Dear summer provides us with so many great seasonal vegetables and I just thoroughly enjoy it all every summer again. Sweet peppers being just one of those flavourful vegetables and we almost have it every day in one or the other form. Fresh and crunchy in a salad or like in this recipe roasted and turned into a delicious pesto served along your favourite pasta. To be honest I don’t cook much these days. First of all the heat is getting to me in this last trimester and I feel like a giant heavy balloon with a bump shaped like a huge watermelon and heavy legs and secondly I just don’t like to stand in the kitchen for long in hot weather. It’s going to be six more weeks until our little sunshine will make its entrance into this world and will make us a happy family of four. So until then fresh, simple and easy to prepare recipes are in order. This pesto recipe is super quick and keeps well for a couple of days in the fridge. Mixed with wholesome pasta – I love to use brown rice pasta, it makes one yummy and satisfying dish.

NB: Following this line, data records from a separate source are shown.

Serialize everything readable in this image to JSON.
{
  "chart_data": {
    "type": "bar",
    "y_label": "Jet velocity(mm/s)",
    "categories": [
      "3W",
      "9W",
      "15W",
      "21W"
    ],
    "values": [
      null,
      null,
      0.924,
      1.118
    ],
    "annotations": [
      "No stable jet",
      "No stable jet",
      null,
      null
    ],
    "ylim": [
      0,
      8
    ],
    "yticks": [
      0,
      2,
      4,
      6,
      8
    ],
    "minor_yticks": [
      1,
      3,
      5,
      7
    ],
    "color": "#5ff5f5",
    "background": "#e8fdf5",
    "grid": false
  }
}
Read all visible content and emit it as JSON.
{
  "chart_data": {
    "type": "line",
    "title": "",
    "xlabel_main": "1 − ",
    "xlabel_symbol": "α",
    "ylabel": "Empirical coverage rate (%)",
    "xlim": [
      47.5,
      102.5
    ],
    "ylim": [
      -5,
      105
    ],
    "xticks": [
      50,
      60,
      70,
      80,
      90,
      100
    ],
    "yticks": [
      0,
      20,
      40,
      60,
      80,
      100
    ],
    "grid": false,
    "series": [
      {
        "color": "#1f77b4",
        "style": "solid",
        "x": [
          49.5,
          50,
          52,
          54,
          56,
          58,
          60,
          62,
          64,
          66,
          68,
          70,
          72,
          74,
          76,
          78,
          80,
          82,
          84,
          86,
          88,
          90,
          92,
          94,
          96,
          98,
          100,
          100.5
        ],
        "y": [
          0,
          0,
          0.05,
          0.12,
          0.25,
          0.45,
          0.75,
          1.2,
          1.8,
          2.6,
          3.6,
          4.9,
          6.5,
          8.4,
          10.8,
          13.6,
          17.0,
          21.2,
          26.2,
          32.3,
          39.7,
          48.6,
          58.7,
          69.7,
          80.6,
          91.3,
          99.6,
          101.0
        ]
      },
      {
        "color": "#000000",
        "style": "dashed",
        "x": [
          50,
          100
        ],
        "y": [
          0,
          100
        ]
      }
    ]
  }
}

Roasted sweet pepper and almond pesto
- 2 red sweet peppers, cut in big pieces
- 1 yellow pepper, cut in big pieces
- 2 garlic cloves or more as per your taste
- 100 g almonds
- handful of basil leaves
- 5 tbsp olive oil
- juice of 1 lemon
- salt and black pepper
- 500 g pasta as per your choice
Preheat oven to 200°C/375°F fan oven.
Place peppers, garlic and almonds in a oven proof dish and drizzle with 1 tbsp of olive oil. Roast for 10 minutes.
In the meantime prepare your favourite pasta.
Place roasted peppers, garlic and almonds in a food processor along with all other ingredients and process finely. Mix with pasta and serve.